Many politicians, business leaders, and scholars discount the role of public policy and emphasize the role of the labor market when explaining employers' maternity-leave policies, arguing that prior to the passage of the Family and Medical Leave Act (FMLA) of 1993, employers were already providing maternity leave in response to the increase in the number of women workers. Employers did create maternity-leave programs n the 1970's and 1980's, but not as a purely voluntary response in the absence of any government mandate. In 1972, the Equal Employment Opportunity Commission (EEOC) ruled that employers who allowed leaves for disabling medical conditions must also allow them for maternity and that failure to do so would constitute sex discrimination under the Civil Rights Act of 1964. As early as 1973, a survey found that 58 percent of large employers had responded with new maternity-leave policies. Because the 1972 EEOC ruling was contested in court, the ruling won press attention that popularized maternity-leave policies.
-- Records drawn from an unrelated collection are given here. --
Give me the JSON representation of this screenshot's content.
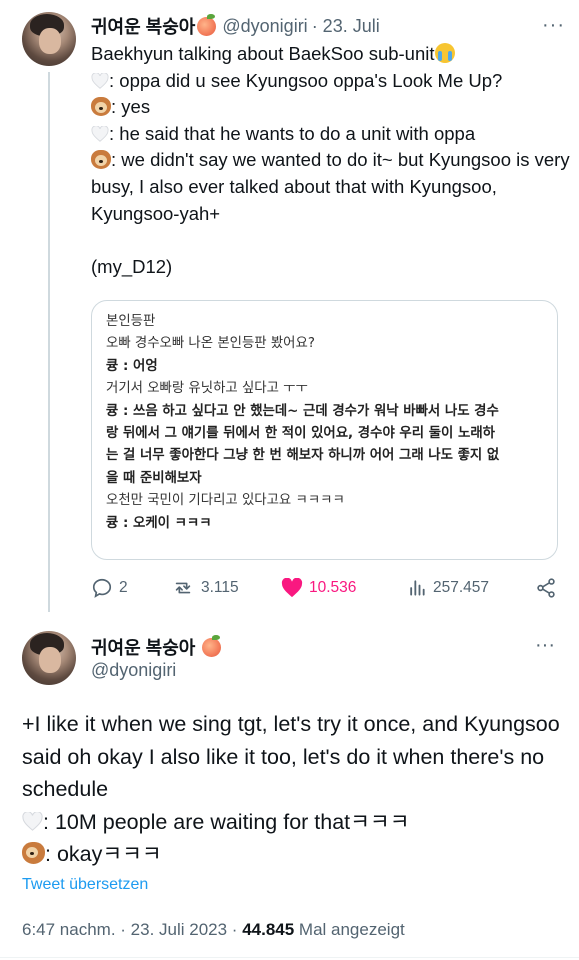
{
  "tweet1": {
    "display_name": "귀여운 복숭아",
    "handle": "@dyonigiri",
    "date": "· 23. Juli",
    "more": "···",
    "lines": [
      "Baekhyun talking about BaekSoo sub-unit",
      ": oppa did u see Kyungsoo oppa's Look Me Up?",
      ": yes",
      ": he said that he wants to do a unit with oppa",
      ": we didn't say we wanted to do it~ but Kyungsoo is very busy, I also ever talked about that with Kyungsoo, Kyungsoo-yah+",
      "(my_D12)"
    ],
    "image_text": [
      "본인등판",
      "오빠 경수오빠 나온 본인등판 봤어요?",
      "큥 : 어엉",
      "거기서 오빠랑 유닛하고 싶다고 ㅜㅜ",
      "큥 : 쓰음 하고 싶다고 안 했는데~ 근데 경수가 워낙 바빠서 나도 경수",
      "랑 뒤에서 그 얘기를 뒤에서 한 적이 있어요, 경수야 우리 둘이 노래하",
      "는 걸 너무 좋아한다 그냥 한 번 해보자 하니까 어어 그래 나도 좋지 없",
      "을 때 준비해보자",
      "오천만 국민이 기다리고 있다고요 ㅋㅋㅋㅋ",
      "큥 : 오케이 ㅋㅋㅋ"
    ],
    "actions": {
      "replies": "2",
      "retweets": "3.115",
      "likes": "10.536",
      "views": "257.457"
    }
  },
  "tweet2": {
    "display_name": "귀여운 복숭아",
    "handle": "@dyonigiri",
    "more": "···",
    "lines": [
      "+I like it when we sing tgt, let's try it once, and Kyungsoo said oh okay I also like it too, let's do it when there's no schedule",
      ": 10M people are waiting for thatㅋㅋㅋ",
      ": okayㅋㅋㅋ"
    ],
    "translate": "Tweet übersetzen",
    "time": "6:47 nachm. · 23. Juli 2023 · ",
    "views_count": "44.845",
    "views_label": " Mal angezeigt"
  },
  "colors": {
    "text": "#0f1419",
    "secondary": "#536471",
    "like": "#f91880",
    "link": "#1d9bf0",
    "divider": "#cfd9de"
  },
  "icons": [
    "avatar",
    "peach-emoji",
    "white-heart-emoji",
    "dog-emoji",
    "sob-emoji",
    "reply-icon",
    "retweet-icon",
    "like-icon",
    "views-icon",
    "share-icon",
    "more-icon"
  ]
}
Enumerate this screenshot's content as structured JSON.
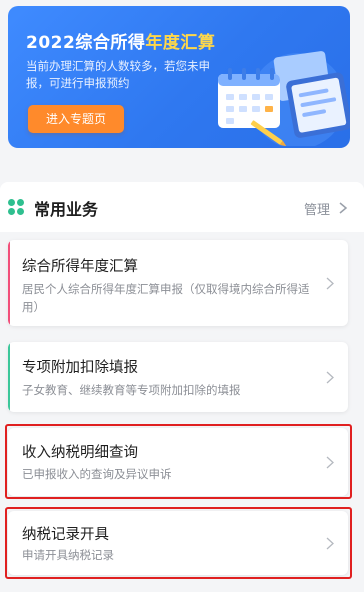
{
  "banner": {
    "title_prefix": "2022综合所得",
    "title_highlight": "年度汇算",
    "subtitle": "当前办理汇算的人数较多，若您未申报，可进行申报预约",
    "button_label": "进入专题页"
  },
  "section": {
    "title": "常用业务",
    "manage_label": "管理"
  },
  "cards": [
    {
      "title": "综合所得年度汇算",
      "desc": "居民个人综合所得年度汇算申报（仅取得境内综合所得适用）",
      "accent": "#f24f7a"
    },
    {
      "title": "专项附加扣除填报",
      "desc": "子女教育、继续教育等专项附加扣除的填报",
      "accent": "#3cc79a"
    },
    {
      "title": "收入纳税明细查询",
      "desc": "已申报收入的查询及异议申诉"
    },
    {
      "title": "纳税记录开具",
      "desc": "申请开具纳税记录"
    }
  ],
  "colors": {
    "banner_blue": "#2f78f0",
    "button_orange": "#ff8a2b",
    "highlight_yellow": "#ffd84a",
    "annotation_red": "#e02020"
  },
  "icons": {
    "section": "clover-icon",
    "banner_art": "calendar-document-illustration",
    "chevron": "chevron-right-icon"
  }
}
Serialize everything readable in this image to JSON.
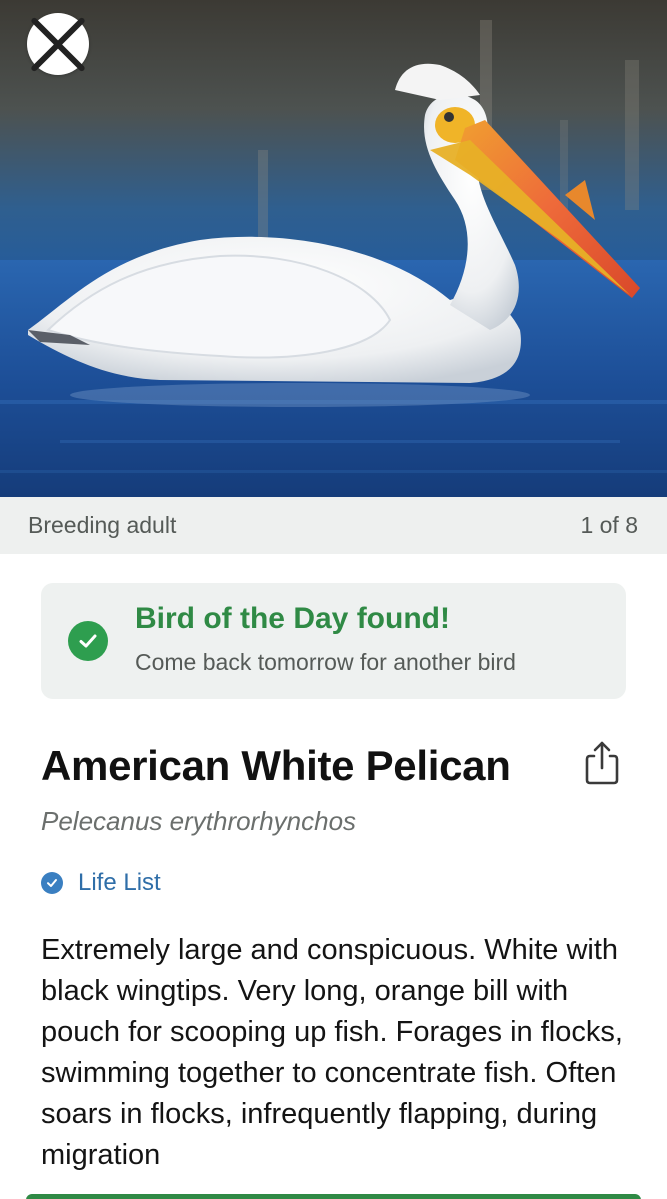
{
  "photo": {
    "caption": "Breeding adult",
    "counter": "1 of 8"
  },
  "icons": {
    "close": "close-icon",
    "check": "check-circle-icon",
    "share": "share-icon",
    "life_list": "check-badge-icon"
  },
  "found_banner": {
    "title": "Bird of the Day found!",
    "subtitle": "Come back tomorrow for another bird"
  },
  "species": {
    "common_name": "American White Pelican",
    "scientific_name": "Pelecanus erythrorhynchos",
    "life_list_label": "Life List",
    "description": "Extremely large and conspicuous. White with black wingtips. Very long, orange bill with pouch for scooping up fish. Forages in flocks, swimming together to concentrate fish. Often soars in flocks, infrequently flapping, during migration"
  },
  "colors": {
    "accent_green": "#2f8a45",
    "link_blue": "#2f6ea8",
    "caption_bg": "#eef0ef"
  }
}
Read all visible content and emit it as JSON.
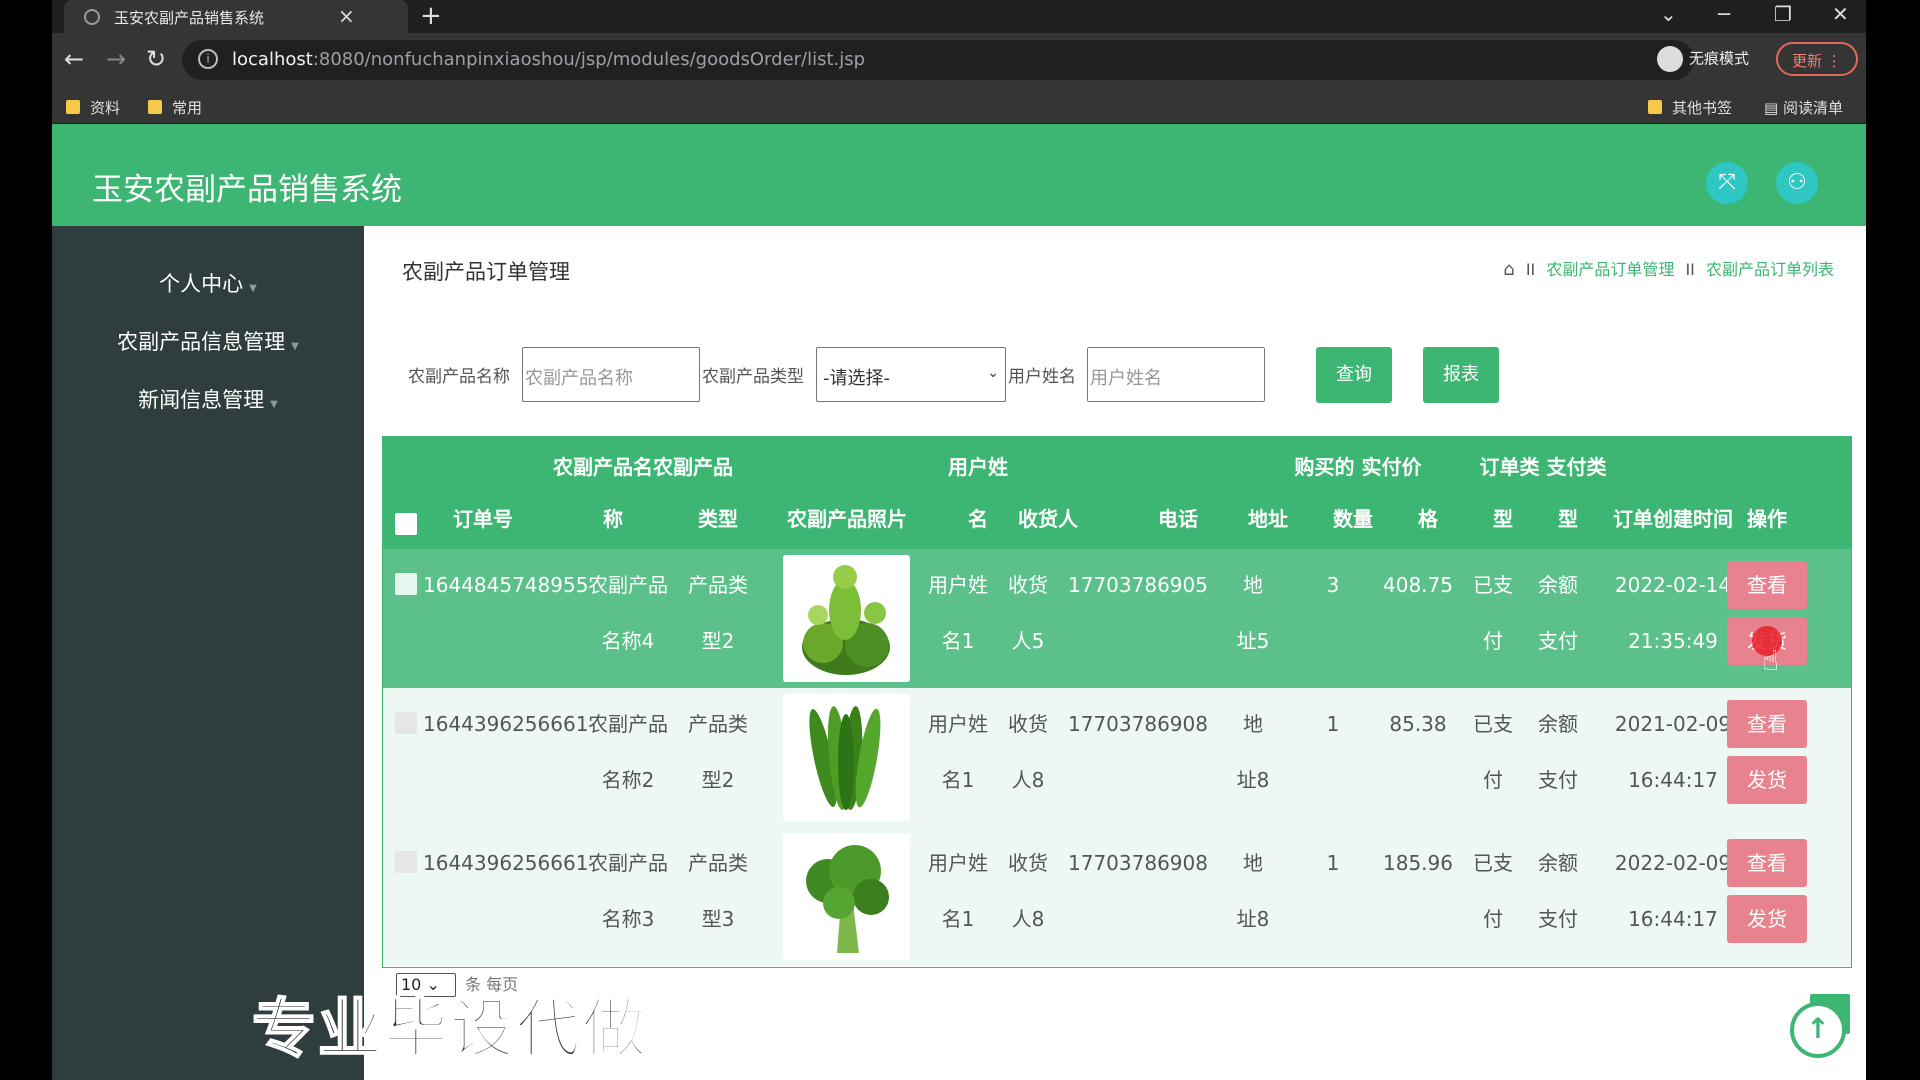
{
  "browser": {
    "tab_title": "玉安农副产品销售系统",
    "tab_close": "×",
    "new_tab": "+",
    "url_host": "localhost",
    "url_rest": ":8080/nonfuchanpinxiaoshou/jsp/modules/goodsOrder/list.jsp",
    "incognito_label": "无痕模式",
    "update_label": "更新",
    "bookmarks": [
      "资料",
      "常用"
    ],
    "other_bookmarks": "其他书签",
    "reading_list": "阅读清单"
  },
  "app": {
    "title": "玉安农副产品销售系统"
  },
  "sidebar": {
    "items": [
      {
        "label": "个人中心"
      },
      {
        "label": "农副产品信息管理"
      },
      {
        "label": "新闻信息管理"
      }
    ]
  },
  "page": {
    "title": "农副产品订单管理",
    "breadcrumb": [
      "农副产品订单管理",
      "农副产品订单列表"
    ],
    "breadcrumb_sep": "II"
  },
  "filters": {
    "name_label": "农副产品名称",
    "name_placeholder": "农副产品名称",
    "type_label": "农副产品类型",
    "type_selected": "-请选择-",
    "user_label": "用户姓名",
    "user_placeholder": "用户姓名",
    "query_button": "查询",
    "report_button": "报表"
  },
  "table": {
    "headers": {
      "order_no": "订单号",
      "name_l1": "农副产品名",
      "name_l2": "称",
      "type_l1": "农副产品",
      "type_l2": "类型",
      "photo": "农副产品照片",
      "user_l1": "用户姓",
      "user_l2": "名",
      "receiver": "收货人",
      "phone": "电话",
      "address": "地址",
      "qty_l1": "购买的",
      "qty_l2": "数量",
      "price_l1": "实付价",
      "price_l2": "格",
      "otype_l1": "订单类",
      "otype_l2": "型",
      "ptype_l1": "支付类",
      "ptype_l2": "型",
      "created": "订单创建时间",
      "actions": "操作"
    },
    "rows": [
      {
        "order_no": "1644845748955",
        "name_1": "农副产品",
        "name_2": "名称4",
        "type_1": "产品类",
        "type_2": "型2",
        "user_1": "用户姓",
        "user_2": "名1",
        "receiver_1": "收货",
        "receiver_2": "人5",
        "phone": "17703786905",
        "address_1": "地",
        "address_2": "址5",
        "qty": "3",
        "price": "408.75",
        "otype_1": "已支",
        "otype_2": "付",
        "ptype_1": "余额",
        "ptype_2": "支付",
        "date": "2022-02-14",
        "time": "21:35:49",
        "view_button": "查看",
        "ship_button": "发货"
      },
      {
        "order_no": "1644396256661",
        "name_1": "农副产品",
        "name_2": "名称2",
        "type_1": "产品类",
        "type_2": "型2",
        "user_1": "用户姓",
        "user_2": "名1",
        "receiver_1": "收货",
        "receiver_2": "人8",
        "phone": "17703786908",
        "address_1": "地",
        "address_2": "址8",
        "qty": "1",
        "price": "85.38",
        "otype_1": "已支",
        "otype_2": "付",
        "ptype_1": "余额",
        "ptype_2": "支付",
        "date": "2021-02-09",
        "time": "16:44:17",
        "view_button": "查看",
        "ship_button": "发货"
      },
      {
        "order_no": "1644396256661",
        "name_1": "农副产品",
        "name_2": "名称3",
        "type_1": "产品类",
        "type_2": "型3",
        "user_1": "用户姓",
        "user_2": "名1",
        "receiver_1": "收货",
        "receiver_2": "人8",
        "phone": "17703786908",
        "address_1": "地",
        "address_2": "址8",
        "qty": "1",
        "price": "185.96",
        "otype_1": "已支",
        "otype_2": "付",
        "ptype_1": "余额",
        "ptype_2": "支付",
        "date": "2022-02-09",
        "time": "16:44:17",
        "view_button": "查看",
        "ship_button": "发货"
      }
    ]
  },
  "pager": {
    "page_size": "10",
    "per_page_label": "条 每页"
  },
  "watermark": "专业毕设代做",
  "colors": {
    "brand_green": "#3db573",
    "row_highlight": "#5cc08a",
    "action_pink": "#e8828e",
    "sidebar_bg": "#2f3d3e"
  }
}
Yet perhaps because the Supreme Court later struck down the ruling, politicians and scholars have failed to recognize its effects, assuming that employers adopted maternity-leave policies in response to the growing feminization of the workforce.


The passage suggests that the relationship between the view of the author with respect to maternity leave policy prior to passage of the FMLA and the view of the politicians, business leaders, and scholars mentioned in highlight text can best be characterized by which of the following statements?


They agree that both the 1972 EEOC ruling on maternity-leave policy and the increasing feminization of the workplace had an impact on employers' creation of maternity-leave programs but disagree about the relative importance of each factor.

They agree that the EEOC ruling on maternity-leave policy had an initial impact on employers' creation of maternity-leave programs but disagree over whether the Supreme Court's striking down of the EEOC ruling weakened that impact.

They agree that creating maternity-leave programs was a necessary response to the needs of the increasing number of women workers but disagree about whether maternity should be classified as a disabling medical condition.

They agree that employers created maternity-leave programs prior to passage of the FMLA but disagree about employers' motivations for doing so.

They agree that employers created maternity-leave programs prior to passage of the FMLA but disagree about how widespread those programs were.